ただ、ここで言っておくが吾輩、いや私はいわゆる動物のフクロウではない。世間の人たちは私のことを「防犯カメラ」と呼ぶ。
私はいわゆる知的障がい者の入所する福祉施設の「防犯カメラ」だ。最近は過去に他の施設である重大な事件があったこともあり、どこの福祉施設にも防犯カメラがつけられている…らしい。
それはさておき、私はこの施設に設置されてから今まで様々な利用者、つまりこの施設に入所する知的障がい者のいろんな顔を見てきた。それはとても微笑ましいもので、利用者は本当に素直で愛おしいものだということを私は認識させられた。
しかし、私の仕事は単なる「優しさ」だけでは務まらない。私は以前そう思わせられるできごとに遭遇したことがある。それは…そう、私の施設の利用者が脱走した時だ。
その時はその施設の職員は大慌てであった。
「○○さん、いたら返事してください!」
そう職員は施設内を大声で声かけして回るが一向にその利用者は見つからない。そして最終的にその施設職員は私が脱走劇の一部始終を見ているであろうと思ったのか、私を頼ることになった。
「私はその利用者をずっと見ていました。おそらくこの施設を出て△△まで行ったと思われます。」
もし私に口がついていたならそう声を出していただろう。…いや、なぜか私は実際にそう言ったような気もする…そんなことはありえないのだが。
とにかく、私を頼った施設職員はその利用者が外部へ出たことを確信し公用車で利用者を探しにいく。そして私が考えたその場所に利用者はいた。
「良かった…○○さん、帰りますよ。」
そして、その事件は無事解決した。
…まあここの施設での務めはさっきの事件のように大変なことも多いがやはりやりがいも多い。例えば、さっきのように施設職員が私を頼ってくれる時。もし何かが起こったら、その一部始終を見ている可能性が高い私を職員たちは頼る。そして、
「良かった。やっぱり頼りになりますね~。」
と職員は言う。
…ん?防犯カメラに対して敬語?と私は思わなくもないが。
また知的障がい者である利用者の人たちも、私を慕ってくれる人がいる。例えばであるが、私はある男性利用者にとても慕われている。ただその利用者は私をよくベタベタと触ってくるので一度問題になって職員会議にかけられたこともある。
…ん?別に防犯カメラを触るくらい、構わないのではないだろうか?まあ私が壊れれば大変なことにはなるが…。
私はそうやってこの施設の利用者と関わり自分の務めを果たしていく…私はそんな生活がずっと続くと思っていた。
そんな中、ある小さな事件が起こる。
二
『…あれ?何も見えない。

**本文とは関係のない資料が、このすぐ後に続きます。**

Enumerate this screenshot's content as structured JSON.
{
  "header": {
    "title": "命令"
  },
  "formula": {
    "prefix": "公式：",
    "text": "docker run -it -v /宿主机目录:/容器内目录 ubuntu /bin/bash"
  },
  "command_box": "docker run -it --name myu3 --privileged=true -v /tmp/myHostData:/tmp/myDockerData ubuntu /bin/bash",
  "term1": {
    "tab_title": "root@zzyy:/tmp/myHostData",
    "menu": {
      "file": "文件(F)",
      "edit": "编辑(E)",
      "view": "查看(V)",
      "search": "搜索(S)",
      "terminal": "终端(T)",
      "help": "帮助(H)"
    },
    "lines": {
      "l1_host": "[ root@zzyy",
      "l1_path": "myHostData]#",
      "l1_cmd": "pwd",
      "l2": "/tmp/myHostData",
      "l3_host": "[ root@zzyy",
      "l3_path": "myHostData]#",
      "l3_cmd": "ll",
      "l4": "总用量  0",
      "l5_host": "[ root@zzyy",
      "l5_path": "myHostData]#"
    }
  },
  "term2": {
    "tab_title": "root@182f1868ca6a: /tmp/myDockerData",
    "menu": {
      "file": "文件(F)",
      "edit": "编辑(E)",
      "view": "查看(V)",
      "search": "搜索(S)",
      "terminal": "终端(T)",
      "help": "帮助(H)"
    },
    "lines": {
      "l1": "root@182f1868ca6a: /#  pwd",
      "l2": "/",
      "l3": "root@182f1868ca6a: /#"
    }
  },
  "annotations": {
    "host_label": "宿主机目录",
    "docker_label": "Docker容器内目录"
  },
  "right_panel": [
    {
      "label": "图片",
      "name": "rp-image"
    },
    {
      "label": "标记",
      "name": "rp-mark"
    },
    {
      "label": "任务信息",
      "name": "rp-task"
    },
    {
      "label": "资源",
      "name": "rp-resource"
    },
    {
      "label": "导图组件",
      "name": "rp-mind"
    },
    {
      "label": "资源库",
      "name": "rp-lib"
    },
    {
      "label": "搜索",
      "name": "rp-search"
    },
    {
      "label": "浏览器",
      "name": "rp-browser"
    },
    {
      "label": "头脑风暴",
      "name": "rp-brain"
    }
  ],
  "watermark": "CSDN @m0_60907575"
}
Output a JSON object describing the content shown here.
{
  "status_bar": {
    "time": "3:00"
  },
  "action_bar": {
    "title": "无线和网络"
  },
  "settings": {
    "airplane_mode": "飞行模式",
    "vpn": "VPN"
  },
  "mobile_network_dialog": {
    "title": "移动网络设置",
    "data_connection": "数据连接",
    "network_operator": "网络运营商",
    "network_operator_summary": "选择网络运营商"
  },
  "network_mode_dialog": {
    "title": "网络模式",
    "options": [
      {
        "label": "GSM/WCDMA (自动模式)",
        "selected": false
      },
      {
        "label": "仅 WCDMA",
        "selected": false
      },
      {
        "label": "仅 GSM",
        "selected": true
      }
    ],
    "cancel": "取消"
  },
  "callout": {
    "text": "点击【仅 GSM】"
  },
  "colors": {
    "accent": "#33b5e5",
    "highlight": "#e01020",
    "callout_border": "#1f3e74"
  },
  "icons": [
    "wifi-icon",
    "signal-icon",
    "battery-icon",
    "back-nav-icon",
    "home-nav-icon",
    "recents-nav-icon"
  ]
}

』
それは、よく晴れた朝のこと。私は急に視界を遮られ、私の目の前は真っ暗になった。
『これは…前に障害物があるわけではない。と、いうことは…、
私は故障した!?』
そう思い当たるまで、時間はそんなにかからなかった。
『だとしたら早く直してもらわないと困る。私は…うちの施設に必要とされているんだ!』
そう考えているうちに、なぜか私が運ばれていく感触を私は感じる。
『これは…、修理に出してくれるのだろうか?』
…いや待てよ!?
『私はフクロウ。この施設になくてはならない防犯カメラだ。でも…。
その務めは私以外の防犯カメラにも務まるのではないだろうか?
私は…修理されることなくこのままスクラップにされるのだろうか?』
そんなのは嫌だ!私は心の中でそう叫ぶ。私は…うちの施設の利用者が好きだ!私はもっと利用者を見ていたい。もっと利用者と接したい。もっと利用者と関わりたい。そう、私は…。
このままスクラップにされるわけにはいかない!
私はそう強く念じた。すると…、
「大丈夫ですよ。あなたはもうすぐ回復します。」
不思議な声が聞こえてきた。
三
「良かった…。」
そこに響くのは、とある知的障がい者の施設の職員の声。
「どうやら意識は回復されたみたいです。
先日の『交通事故』は大きなものでしたが、一命をとりとめられたようですね。
ここで、簡単な質問に答えて頂き認識の確認をしたいと思います。」
そう『医師』が告げ、その医師の横でさっきまで眠っていた『女性』に声をかける。
「まず、あなたのお名前を伺ってもよろしいですか?」
そして、その女性は答える。
「私は…、フクロウ。」
その答えを聞いた周りの施設職員たちは安堵の表情を浮かべて笑う。
「本当に回復したみたいですね。
ただ、今はニックネームではなく本名を答える時ですよ。